Seema Ambastha, chief executive of L&T data centre business, added that Visakhapatnam will be one of five key centres across which L&T will build out its facilities, since it has landing ports for subsea internet cables.

“We have a presence in Chennai and Navi Mumbai, and we’ll be scaling up operations across other facilities in Bengaluru, Hyderabad and Visakhapatnam,” she said at the same media roundtable.

“The company is building India’s next-generation digital infrastructure through AI-native, purpose-built data centres, designed for unmatched performance, scalability and sustainability,” Digital Connexion said in a statement on Wednesday. “It has a campus in Chennai, and another that is being constructed in Mumbai’s Chandivali area.

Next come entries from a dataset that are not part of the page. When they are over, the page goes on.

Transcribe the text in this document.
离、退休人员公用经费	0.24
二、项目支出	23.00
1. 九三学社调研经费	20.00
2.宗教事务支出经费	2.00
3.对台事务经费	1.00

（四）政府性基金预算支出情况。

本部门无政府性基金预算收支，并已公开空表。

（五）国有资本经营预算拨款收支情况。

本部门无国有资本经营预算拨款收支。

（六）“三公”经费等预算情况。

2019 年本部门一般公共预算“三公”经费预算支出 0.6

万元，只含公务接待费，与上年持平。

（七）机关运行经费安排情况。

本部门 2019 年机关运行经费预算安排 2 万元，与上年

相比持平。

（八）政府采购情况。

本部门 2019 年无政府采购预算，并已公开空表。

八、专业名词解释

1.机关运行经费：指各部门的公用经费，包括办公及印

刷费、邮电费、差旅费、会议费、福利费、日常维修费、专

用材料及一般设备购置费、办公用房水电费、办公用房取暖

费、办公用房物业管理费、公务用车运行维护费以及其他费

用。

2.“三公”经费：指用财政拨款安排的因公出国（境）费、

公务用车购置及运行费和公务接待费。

Both are strategically located for low-latency, carrier-neutral connectivity.”

A note by analysts at Morgan Stanley further said that beyond internal usage, RIL’s 1GW data centre play is likely to also be leased out in the ‘data centre-as-a-service’ format offering.

The new landlords

Industry stakeholders said that for top conglomerates, data centres represent a national utilities business model—and not just a foray into technology.

“The gigawatt-class plans show an understanding that in the AI era, compute is constrained less by chip availability and more by electricity, cooling, and interconnects,” said Sanchit Vir Gogia, chief executive of technology consulting firm, Greyhound Research.

“Reliance’s 3GW campus in Jamnagar, Adani’s 1GW Visakhapatnam project (with Google), and TCS’s $7 billion entry into AI data centres are all designed around renewable power procurement and long-dated financing, not speculative real estate,” he said.

Gogia added that the new push from Indian firms make the homegrown companies “the landlords, and foreign cloud firms their tenants”.

“This shift is permanent because it aligns with both policy and profit. Sovereignty rules mandate local storage, energy costs dictate local sourcing, and investors reward those who can monetize long-term utility returns. In short, the next wave of Indian data infrastructure will be led by conglomerates that can underwrite megawatts, not just megabytes,” he said.